Geer-Melkus Construction Co., Inc. was a commercial construction company located in Grand Island, Nebraska. The company was founded in 1893 and was in existence until 1986.

==Overview==
Originally known as the Geer Company, it later became known as Geer-Maurer Construction Company before becoming known as Geer-Melkus. Geer-Melkus was the general contractor on many prominent buildings and civil engineering projects throughout the Midwest, including the Stuhr Museum of the Prairie Pioneer in Grand Island, designed by Edward Durell Stone.

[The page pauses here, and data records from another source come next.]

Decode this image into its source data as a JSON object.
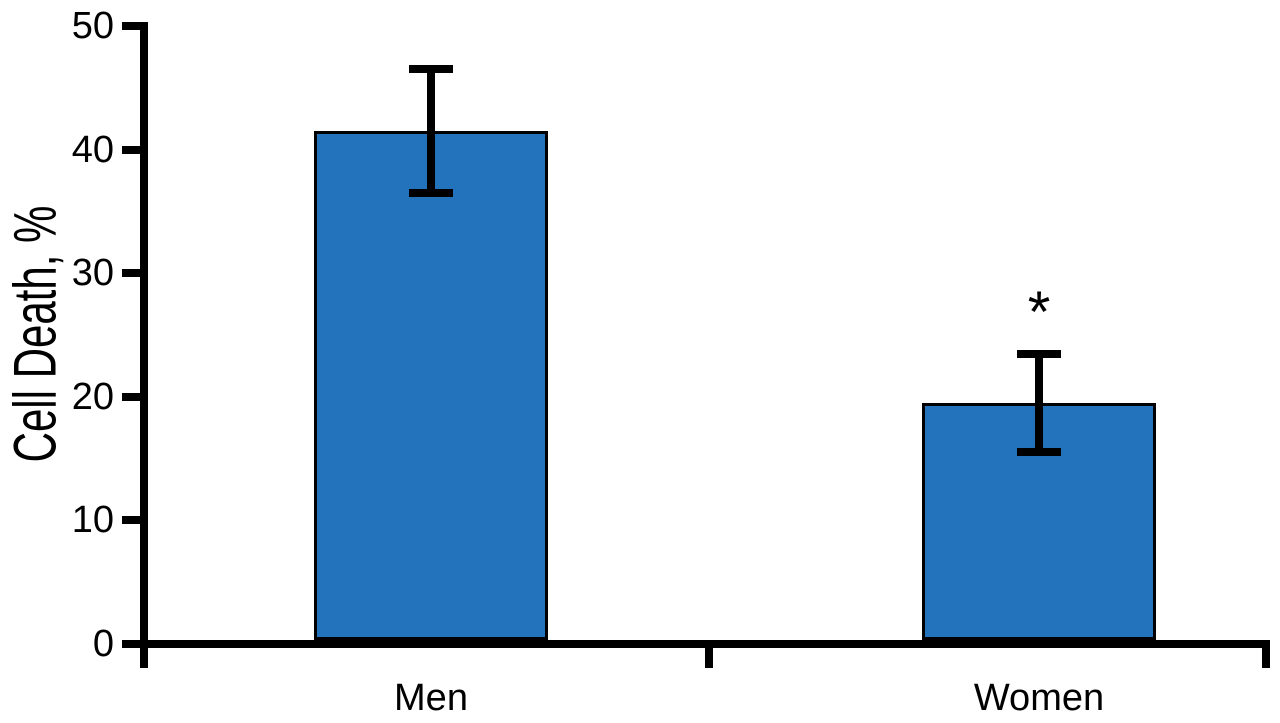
{
  "chart_data": {
    "type": "bar",
    "title": "",
    "ylabel": "Cell Death, %",
    "xlabel": "",
    "categories": [
      "Men",
      "Women"
    ],
    "values": [
      41.5,
      19.5
    ],
    "errors": [
      5.0,
      4.0
    ],
    "significance": [
      {
        "category": "Women",
        "marker": "*"
      }
    ],
    "yticks": [
      0,
      10,
      20,
      30,
      40,
      50
    ],
    "ylim": [
      0,
      50
    ],
    "grid": false,
    "legend": false,
    "colors": {
      "bar_fill": "#2272BC",
      "bar_border": "#000000",
      "axis": "#000000",
      "text": "#000000",
      "background": "#FFFFFF"
    }
  }
}
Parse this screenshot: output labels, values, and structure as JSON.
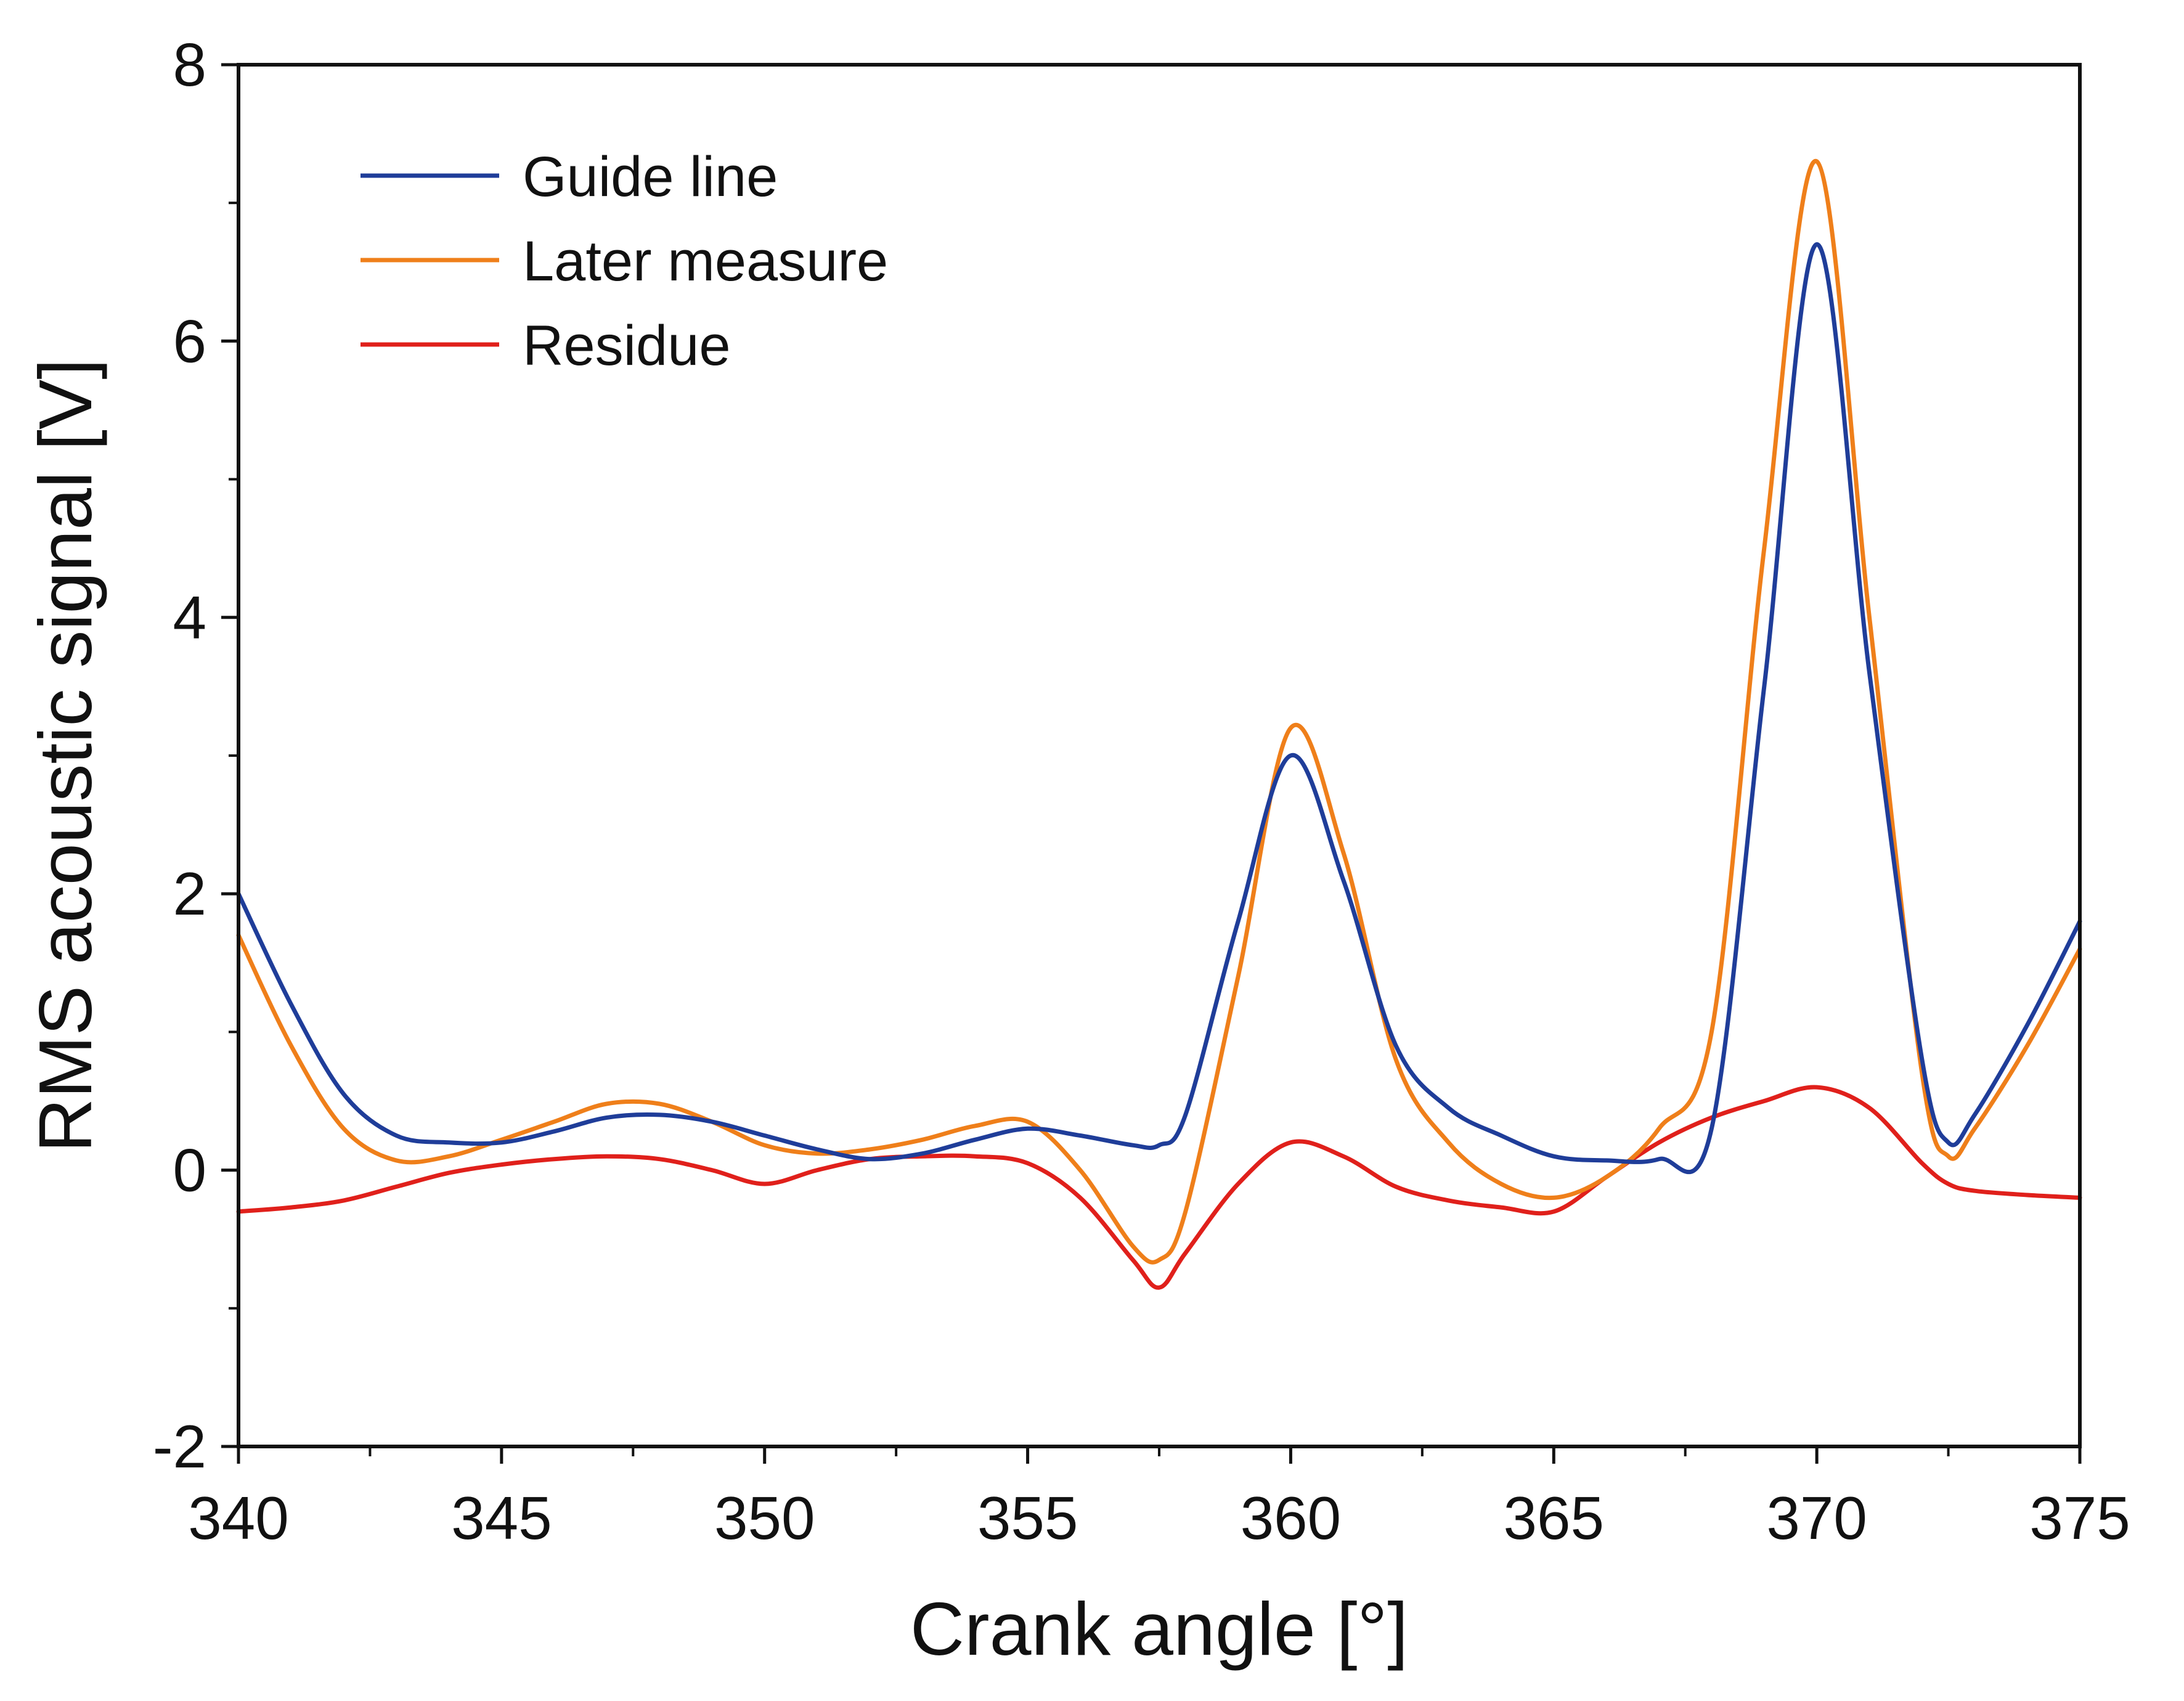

The company was involved in several prominent lawsuits, including Geer-Melkus Constr. Co. v. United States, 302 F.2d 181 (8th Cir. 1962); United States v. Geer-Melkus Constr. Co., 195 F. Supp. 362 (D.N.D. 1961); Wood River v. Geer-Melkus Constr. Co., 233 Neb. 179 (Neb. 1989); and Geer-Melkus Constr. Co. v. Hall County Museum Board, 186 Neb. 615 (Neb. 1971).

==Geer-Melkus Constr. Co. v. United States, 302 F.2d 181 (8th Cir. 1962)==
This case was brought to the court by Bison Construction Co. against Geer-Melkus Construction in order to receive payment for a contract. Bison Construction claimed that Geer-Melkus had withheld a payment totalling $16,196.19. Geer-Melkus admitted to withholding said payments but said it was on account of damages incurred by water escaping through a break in the water line which Bison was contracted to construct. The end result was a judgement against Geer-Melkus and they were impelled to pay Bison Construction the outstanding total.